On this kooky rock, don’t ever assume 1+1 equals 2.
I was brought up in a linear environment and taught events that are linear in nature. If you do well in school, then you can go to a nice college, get a nice job, be part of the white-collar middle class and raise a family. My parents made the American Dream into a one-size-fits-all formula. I inherited those expectations for myself and I imagined things to work out in a linear form, just like my parents. I was ushered in like a school of little fishes from school to college and beyond. Some breather for self-discovery would have been nice.
There’s no difference in my life than the same thing that happened with the millions of others. I always dreamt of doing things my way. That’s one reason why I wrote this. All I wanted to do my entire life was to try to succeed in doing something I want to do. I am willing to struggle for my path as long as I’m not being compared with my parent’s social circle of friends and their children.
Colonel Sanders slept in the back of his car at age 65 trying to sell his Kentucky Fried Chicken franchise across the country. A girl can admire that.
Most people have linear modes of thinking because linear thoughts are safer. The linear thinking was a part of the fixed mindset I had. It took me a long time to realize these patterns are self-imposed. I had to do something shocking and twisted to move against my fate for the fate I wanted (more secrets on that next time). If I didn’t fight and complacency kept me at bay I wouldn’t have anything I have now. I would be stuck at my old job with my coworkers zonked out by routine despite dreading having to come in every day.
OK, my last mini-rant isn’t much of a meaningful thing but it is something that’s super obvious that I recently learned…in conclusion.

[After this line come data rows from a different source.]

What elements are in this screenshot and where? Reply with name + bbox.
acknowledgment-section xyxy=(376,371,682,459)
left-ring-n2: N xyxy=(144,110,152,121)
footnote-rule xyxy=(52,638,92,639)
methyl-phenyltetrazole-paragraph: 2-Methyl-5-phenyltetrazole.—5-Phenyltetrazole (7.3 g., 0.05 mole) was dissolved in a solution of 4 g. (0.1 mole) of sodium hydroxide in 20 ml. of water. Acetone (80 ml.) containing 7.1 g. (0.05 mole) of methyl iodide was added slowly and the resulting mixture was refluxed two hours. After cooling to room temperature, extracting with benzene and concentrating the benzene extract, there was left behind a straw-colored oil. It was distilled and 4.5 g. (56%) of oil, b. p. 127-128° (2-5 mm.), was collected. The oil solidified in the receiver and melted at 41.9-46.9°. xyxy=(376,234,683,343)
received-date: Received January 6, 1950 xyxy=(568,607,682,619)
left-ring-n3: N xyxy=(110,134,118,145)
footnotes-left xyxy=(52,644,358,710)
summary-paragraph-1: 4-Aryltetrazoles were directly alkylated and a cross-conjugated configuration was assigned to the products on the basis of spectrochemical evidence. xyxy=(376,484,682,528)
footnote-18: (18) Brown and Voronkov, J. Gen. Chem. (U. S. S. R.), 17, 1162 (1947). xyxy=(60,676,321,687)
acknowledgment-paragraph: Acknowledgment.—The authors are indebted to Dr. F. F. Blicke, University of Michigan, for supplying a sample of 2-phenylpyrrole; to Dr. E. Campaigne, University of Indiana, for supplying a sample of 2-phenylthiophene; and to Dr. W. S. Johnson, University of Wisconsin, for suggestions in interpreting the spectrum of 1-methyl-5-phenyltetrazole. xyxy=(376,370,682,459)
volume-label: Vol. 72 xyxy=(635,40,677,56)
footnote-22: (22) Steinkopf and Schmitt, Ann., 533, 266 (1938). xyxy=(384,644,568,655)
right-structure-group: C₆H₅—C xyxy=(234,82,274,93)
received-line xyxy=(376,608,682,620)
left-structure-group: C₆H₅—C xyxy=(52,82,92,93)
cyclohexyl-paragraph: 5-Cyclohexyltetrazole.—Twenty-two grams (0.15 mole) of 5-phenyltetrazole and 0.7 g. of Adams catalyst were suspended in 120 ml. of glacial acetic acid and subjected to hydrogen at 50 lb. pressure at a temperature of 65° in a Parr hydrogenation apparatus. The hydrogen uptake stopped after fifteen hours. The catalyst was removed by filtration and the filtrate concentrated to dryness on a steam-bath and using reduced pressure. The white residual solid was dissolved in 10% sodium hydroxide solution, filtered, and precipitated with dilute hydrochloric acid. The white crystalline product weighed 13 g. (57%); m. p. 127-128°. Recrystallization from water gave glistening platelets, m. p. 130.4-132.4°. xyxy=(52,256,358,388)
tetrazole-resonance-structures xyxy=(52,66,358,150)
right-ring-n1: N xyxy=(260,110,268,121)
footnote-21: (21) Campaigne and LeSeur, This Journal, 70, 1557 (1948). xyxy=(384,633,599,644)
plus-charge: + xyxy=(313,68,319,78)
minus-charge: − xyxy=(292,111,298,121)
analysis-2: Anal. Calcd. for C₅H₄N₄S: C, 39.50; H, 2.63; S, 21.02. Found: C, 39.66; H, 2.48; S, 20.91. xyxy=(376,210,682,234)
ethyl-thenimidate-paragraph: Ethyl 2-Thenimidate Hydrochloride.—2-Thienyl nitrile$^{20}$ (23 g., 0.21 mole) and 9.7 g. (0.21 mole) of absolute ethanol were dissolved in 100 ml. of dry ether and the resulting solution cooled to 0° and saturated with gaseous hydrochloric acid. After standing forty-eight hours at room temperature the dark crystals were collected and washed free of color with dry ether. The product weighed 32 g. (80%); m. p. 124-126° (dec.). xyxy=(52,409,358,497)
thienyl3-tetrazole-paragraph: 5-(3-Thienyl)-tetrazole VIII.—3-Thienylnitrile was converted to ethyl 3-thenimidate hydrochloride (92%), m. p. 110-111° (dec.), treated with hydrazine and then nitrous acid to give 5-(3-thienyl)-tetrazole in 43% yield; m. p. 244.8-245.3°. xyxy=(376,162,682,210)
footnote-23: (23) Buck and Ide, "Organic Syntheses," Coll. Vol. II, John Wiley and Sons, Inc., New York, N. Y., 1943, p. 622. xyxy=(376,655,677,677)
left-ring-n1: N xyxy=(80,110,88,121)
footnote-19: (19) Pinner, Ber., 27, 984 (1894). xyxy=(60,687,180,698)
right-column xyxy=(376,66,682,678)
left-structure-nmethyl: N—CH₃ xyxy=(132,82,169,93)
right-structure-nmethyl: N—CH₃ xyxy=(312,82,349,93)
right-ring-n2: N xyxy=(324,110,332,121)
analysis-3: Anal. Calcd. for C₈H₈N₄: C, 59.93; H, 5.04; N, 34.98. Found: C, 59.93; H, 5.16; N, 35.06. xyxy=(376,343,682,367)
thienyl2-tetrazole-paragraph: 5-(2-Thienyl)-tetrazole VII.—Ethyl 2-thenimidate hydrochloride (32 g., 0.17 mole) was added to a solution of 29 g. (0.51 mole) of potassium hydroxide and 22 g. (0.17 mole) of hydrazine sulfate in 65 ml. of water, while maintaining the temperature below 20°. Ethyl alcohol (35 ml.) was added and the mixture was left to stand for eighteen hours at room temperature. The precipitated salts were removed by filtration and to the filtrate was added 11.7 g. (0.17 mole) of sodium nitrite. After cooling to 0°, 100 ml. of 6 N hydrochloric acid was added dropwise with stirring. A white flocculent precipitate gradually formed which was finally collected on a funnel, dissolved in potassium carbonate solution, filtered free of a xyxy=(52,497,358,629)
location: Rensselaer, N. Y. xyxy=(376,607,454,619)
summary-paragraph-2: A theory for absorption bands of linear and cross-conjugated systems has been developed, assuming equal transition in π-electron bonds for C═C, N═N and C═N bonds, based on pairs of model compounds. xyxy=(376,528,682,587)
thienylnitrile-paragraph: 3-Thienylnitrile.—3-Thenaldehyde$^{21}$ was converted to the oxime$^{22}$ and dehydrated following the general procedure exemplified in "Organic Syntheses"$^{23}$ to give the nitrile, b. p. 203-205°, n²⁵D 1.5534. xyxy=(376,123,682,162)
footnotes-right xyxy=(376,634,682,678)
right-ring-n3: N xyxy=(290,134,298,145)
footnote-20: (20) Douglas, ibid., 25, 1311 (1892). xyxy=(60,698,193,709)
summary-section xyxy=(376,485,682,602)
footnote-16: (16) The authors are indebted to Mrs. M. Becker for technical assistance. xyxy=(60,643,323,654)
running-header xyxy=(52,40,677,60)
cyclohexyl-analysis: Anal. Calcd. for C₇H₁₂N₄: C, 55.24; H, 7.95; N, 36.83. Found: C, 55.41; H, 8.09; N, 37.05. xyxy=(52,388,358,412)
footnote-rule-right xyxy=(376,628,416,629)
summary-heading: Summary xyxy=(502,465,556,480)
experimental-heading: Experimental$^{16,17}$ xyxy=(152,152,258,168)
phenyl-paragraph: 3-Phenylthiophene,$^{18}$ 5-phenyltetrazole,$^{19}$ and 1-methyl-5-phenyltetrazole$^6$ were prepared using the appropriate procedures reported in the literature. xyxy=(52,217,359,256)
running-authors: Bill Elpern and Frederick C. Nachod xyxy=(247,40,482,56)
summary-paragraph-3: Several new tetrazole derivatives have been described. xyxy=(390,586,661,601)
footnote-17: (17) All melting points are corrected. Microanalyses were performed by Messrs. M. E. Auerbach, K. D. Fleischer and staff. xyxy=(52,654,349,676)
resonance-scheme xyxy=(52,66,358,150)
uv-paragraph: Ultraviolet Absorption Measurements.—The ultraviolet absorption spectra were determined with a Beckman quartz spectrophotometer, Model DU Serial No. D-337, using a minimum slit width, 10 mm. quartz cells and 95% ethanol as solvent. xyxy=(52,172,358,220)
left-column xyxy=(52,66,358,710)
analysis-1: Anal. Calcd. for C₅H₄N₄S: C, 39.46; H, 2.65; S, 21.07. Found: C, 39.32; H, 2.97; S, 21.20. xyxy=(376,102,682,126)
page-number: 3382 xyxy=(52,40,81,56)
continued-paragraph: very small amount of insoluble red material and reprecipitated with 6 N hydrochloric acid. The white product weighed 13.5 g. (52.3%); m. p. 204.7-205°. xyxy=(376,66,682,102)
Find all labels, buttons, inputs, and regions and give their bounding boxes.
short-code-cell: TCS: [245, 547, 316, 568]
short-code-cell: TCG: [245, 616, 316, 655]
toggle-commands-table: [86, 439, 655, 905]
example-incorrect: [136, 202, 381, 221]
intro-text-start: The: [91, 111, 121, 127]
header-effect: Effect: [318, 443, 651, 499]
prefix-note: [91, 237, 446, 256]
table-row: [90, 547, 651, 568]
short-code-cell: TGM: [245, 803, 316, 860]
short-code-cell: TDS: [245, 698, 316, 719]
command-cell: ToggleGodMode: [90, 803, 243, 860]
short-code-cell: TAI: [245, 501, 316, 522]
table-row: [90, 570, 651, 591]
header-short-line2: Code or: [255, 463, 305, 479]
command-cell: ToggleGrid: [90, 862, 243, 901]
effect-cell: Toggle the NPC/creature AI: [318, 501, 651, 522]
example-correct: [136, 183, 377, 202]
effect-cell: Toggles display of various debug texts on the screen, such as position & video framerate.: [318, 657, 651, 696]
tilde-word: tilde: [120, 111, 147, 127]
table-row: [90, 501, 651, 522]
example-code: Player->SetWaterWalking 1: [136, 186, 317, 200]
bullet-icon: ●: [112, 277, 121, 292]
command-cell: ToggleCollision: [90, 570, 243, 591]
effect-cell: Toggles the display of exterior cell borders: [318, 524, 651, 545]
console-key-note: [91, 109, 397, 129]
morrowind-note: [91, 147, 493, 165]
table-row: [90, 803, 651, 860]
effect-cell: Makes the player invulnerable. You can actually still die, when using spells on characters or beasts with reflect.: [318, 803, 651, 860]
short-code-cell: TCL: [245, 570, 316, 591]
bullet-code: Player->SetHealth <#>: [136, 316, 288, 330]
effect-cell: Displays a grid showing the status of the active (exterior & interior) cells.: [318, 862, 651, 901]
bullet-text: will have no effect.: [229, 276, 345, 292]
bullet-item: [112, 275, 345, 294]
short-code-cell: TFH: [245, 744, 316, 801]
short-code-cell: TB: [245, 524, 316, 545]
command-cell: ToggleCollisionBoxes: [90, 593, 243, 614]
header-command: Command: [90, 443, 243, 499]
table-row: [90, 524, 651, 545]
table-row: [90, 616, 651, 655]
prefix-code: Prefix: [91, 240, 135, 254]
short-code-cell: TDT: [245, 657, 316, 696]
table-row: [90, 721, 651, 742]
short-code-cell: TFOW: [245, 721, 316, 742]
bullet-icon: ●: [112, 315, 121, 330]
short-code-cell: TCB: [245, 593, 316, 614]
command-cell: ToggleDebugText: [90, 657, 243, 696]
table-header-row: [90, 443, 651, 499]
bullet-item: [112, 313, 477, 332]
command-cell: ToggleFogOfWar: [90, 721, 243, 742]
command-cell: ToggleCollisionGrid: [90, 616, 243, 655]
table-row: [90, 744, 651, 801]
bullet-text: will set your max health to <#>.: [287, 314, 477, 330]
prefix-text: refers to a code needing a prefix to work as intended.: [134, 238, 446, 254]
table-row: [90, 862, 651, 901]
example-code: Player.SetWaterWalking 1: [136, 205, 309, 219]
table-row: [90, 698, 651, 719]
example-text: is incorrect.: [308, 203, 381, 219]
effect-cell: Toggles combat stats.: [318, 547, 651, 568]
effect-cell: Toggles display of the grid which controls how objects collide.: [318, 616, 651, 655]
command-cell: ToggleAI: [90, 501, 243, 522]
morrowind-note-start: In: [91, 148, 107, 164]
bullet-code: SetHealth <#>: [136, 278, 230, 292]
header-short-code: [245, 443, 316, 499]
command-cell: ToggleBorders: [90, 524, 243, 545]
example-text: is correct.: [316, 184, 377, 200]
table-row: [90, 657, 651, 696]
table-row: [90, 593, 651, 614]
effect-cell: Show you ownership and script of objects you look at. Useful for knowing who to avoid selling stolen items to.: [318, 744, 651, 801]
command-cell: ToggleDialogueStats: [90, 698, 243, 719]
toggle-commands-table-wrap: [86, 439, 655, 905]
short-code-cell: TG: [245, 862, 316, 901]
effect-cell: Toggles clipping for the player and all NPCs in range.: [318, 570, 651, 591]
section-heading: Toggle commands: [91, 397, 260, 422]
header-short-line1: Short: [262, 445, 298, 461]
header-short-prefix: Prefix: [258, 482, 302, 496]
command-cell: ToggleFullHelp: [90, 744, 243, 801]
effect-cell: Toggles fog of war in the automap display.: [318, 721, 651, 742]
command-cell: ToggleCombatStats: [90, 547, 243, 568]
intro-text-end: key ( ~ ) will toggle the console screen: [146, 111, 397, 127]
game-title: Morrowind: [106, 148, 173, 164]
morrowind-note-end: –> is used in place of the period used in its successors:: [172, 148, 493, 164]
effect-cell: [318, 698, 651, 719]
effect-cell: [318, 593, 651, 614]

4. EXUBERANCE IS BETTER THAN PASSIVE EXISTENCE
All throughout my life I just told myself to exist. If my father was having a bad day and I’m bound to get the short end of the stick when he came home the only thing I had to do was exist to endure. It’s this passive, apathetic, sleepy feeling where you can be somewhere else and someone else. Eventually, I became so good at it, it was hard for me to come back down to Earth. I am a master of passive existing. There was no end goal, I was just protecting myself.
I told myself when I’m older, I’ll find someplace where I’m happy.
I continued to muddle through the teenage years – young adulthood years. Then I slowly began to realize the lessons above. They made existence better so I came back to reality and tried to be productive with a passion. I started to believe in everything (above) and changed my perspective to something better.
There are days (like today) when I want to kiss the dog drooled carpet of our house. I happily kiss my smelly husband who hasn’t bathed in a few days. I can feel every bit of my happiness simmering and stewing inside my body cavity. Lookie here, I’ve slowly carved out a fitting little knuckerhole for myself that is far better than my childhood and my teenage years combined. This life of mine might not be perfect but it is far better than what I imagined.
I have zero doubt that I would be here without gathering the 4 lessons above first. Looking at these now and calling them profound seems silly. To me, they make more sense than anything else right now.
That’s it – thanks for reading. I think this is my favorite thing I’ve written so far. I’m very tired now so good night guys. Ciao ciao ciao ciao!